Washington, by contrast, has acted. Through direct bilateral engagement, it has provided an exit ramp from Russian systems — one that Brussels has talked about but failed to construct. The U.S. offer extends beyond blueprints. It brings financing mechanisms, supply-chain support and geopolitical backing, all of which Brussels is institutionally unable — and often unwilling — to provide.

The contrast is not accidental; it is structural. The European Commission is designed to prevent unilateralism, not to enable it. Its instinct is to slow, harmonise and regulate. In times of stability, this can be a virtue. In moments of strategic urgency, it becomes a liability.

Energy security today is not an abstract policy debate.

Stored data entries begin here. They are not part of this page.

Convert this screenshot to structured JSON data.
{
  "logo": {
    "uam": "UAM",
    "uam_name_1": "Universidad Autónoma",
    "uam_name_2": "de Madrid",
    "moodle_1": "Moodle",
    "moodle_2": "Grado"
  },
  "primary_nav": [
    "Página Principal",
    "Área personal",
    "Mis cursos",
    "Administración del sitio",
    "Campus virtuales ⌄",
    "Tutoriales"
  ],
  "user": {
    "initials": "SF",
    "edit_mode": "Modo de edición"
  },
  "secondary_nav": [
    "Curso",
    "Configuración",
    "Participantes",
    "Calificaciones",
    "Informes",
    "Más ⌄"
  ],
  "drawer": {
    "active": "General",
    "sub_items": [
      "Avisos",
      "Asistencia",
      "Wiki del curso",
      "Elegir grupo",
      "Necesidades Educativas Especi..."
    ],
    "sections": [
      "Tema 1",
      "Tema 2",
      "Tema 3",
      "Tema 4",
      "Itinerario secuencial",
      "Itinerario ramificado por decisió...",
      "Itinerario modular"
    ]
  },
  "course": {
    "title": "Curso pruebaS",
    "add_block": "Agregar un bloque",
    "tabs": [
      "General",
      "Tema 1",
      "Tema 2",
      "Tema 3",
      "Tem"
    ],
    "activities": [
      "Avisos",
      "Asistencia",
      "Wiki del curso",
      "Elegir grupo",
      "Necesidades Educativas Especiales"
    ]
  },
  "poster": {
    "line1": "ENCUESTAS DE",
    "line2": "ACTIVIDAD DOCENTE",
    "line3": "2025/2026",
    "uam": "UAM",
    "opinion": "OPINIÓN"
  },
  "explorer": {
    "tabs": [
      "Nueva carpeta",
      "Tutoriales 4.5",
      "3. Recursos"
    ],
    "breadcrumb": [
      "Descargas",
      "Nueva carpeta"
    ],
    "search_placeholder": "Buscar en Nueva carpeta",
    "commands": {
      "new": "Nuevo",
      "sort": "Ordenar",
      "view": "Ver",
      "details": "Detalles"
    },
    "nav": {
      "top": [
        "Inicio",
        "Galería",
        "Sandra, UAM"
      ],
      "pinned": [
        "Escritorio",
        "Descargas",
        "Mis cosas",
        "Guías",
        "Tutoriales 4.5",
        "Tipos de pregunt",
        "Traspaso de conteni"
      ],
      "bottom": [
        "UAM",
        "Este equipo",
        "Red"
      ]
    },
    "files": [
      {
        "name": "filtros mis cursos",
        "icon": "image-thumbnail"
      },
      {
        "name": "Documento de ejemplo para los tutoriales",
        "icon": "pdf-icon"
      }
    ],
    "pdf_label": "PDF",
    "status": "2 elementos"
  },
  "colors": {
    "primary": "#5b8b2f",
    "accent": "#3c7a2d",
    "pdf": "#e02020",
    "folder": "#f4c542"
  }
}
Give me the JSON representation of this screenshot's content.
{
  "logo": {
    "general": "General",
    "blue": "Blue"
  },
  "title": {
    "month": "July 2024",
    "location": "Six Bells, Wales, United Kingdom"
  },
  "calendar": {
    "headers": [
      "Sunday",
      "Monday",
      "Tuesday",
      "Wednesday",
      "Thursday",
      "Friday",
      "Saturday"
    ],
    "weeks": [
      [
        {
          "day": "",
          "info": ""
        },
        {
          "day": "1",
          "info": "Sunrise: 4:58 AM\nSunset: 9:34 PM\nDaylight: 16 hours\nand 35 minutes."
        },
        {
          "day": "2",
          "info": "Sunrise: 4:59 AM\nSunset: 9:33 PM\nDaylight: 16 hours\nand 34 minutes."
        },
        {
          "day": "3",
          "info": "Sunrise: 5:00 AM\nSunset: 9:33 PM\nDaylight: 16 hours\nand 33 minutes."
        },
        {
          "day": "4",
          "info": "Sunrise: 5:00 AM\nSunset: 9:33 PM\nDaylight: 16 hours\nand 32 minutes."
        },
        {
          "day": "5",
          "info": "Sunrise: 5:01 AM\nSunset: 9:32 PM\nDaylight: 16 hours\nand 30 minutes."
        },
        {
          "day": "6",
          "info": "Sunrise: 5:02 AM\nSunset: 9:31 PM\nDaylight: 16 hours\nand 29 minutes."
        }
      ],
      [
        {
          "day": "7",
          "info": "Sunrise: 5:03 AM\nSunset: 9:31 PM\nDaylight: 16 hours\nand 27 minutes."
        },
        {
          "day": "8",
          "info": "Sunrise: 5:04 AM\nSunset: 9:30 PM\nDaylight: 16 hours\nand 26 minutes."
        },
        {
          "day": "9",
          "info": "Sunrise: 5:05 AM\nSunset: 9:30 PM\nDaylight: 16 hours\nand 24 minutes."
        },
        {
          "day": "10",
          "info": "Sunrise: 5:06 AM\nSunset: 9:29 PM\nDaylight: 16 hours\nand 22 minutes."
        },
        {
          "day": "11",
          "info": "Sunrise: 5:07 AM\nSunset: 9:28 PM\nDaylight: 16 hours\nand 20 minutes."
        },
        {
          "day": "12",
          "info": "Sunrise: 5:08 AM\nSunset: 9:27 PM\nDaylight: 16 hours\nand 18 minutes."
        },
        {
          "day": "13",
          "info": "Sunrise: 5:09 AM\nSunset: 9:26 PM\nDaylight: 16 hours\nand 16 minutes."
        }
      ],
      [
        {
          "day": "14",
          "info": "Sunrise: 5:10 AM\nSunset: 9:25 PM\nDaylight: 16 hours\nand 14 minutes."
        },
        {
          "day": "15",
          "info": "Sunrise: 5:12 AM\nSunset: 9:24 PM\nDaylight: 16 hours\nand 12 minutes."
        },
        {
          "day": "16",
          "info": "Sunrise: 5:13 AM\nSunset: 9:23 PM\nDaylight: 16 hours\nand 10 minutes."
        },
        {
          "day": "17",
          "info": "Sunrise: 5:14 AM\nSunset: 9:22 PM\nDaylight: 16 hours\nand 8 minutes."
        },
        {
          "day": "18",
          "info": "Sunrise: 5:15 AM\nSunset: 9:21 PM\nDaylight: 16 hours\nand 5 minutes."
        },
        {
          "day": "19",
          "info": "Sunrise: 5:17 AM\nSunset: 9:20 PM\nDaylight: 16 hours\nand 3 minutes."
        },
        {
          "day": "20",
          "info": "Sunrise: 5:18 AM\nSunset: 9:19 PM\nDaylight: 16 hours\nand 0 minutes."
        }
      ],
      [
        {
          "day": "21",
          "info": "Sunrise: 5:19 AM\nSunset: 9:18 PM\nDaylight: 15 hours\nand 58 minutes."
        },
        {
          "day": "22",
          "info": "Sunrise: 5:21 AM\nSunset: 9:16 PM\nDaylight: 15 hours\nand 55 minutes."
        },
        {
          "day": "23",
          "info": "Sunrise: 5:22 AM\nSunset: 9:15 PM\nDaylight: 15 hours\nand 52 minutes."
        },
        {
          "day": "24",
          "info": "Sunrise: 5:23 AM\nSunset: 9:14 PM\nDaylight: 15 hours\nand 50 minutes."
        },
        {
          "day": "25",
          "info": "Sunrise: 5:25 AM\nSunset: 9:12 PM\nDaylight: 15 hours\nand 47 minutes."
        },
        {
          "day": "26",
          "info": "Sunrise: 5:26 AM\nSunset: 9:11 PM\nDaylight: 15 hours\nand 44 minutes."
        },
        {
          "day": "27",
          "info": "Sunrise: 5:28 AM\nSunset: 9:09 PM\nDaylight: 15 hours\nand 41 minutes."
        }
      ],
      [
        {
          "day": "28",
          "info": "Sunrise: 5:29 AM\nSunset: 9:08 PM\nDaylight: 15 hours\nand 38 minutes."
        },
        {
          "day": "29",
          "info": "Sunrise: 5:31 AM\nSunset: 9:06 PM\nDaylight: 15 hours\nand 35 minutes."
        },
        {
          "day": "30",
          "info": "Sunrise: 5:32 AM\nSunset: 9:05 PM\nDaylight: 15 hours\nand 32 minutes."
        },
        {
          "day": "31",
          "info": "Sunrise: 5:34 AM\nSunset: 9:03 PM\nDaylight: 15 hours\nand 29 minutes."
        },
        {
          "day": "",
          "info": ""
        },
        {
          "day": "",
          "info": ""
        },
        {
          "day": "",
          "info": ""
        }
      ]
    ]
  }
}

It is a contest of timelines and dependencies. Every year a country remains locked into hostile supply chains is a year of strategic exposure. Yet Brussels continues to treat energy transformation as a technocratic exercise, governed by impact assessments and stakeholder consultations, rather than as the geopolitical race it has become.

Slovakia’s choice therefore speaks volumes. Faced with a decision that will shape its energy sovereignty for decades, it did not look to the European Commission for leadership. It looked to Washington. That alone should give pause to those who still insist that Brussels sits at the centre of Europe’s strategic gravity.

Critics will argue that the Commission’s role is not to build power stations, but to coordinate policy. That defence, however, rings increasingly hollow. Coordination without capability is not leadership; it is administration. And administration does not deter adversaries, insulate economies or keep the lights on.

As other EU member states quietly pursue similar arrangements — with the United States, South Korea and other external partners — a pattern is emerging. The most consequential energy decisions in Europe are being taken outside the Commission’s orbit. Brussels remains present, but peripheral: a commentator rather than a conductor.

The U.S.–Slovakia nuclear deal thus lays bare an awkward truth. When it comes to Europe’s most pressing strategic challenges, the European Commission can issue statements, while others take decisions. And in a world defined by hard power and harder choices, that difference is no longer merely academic.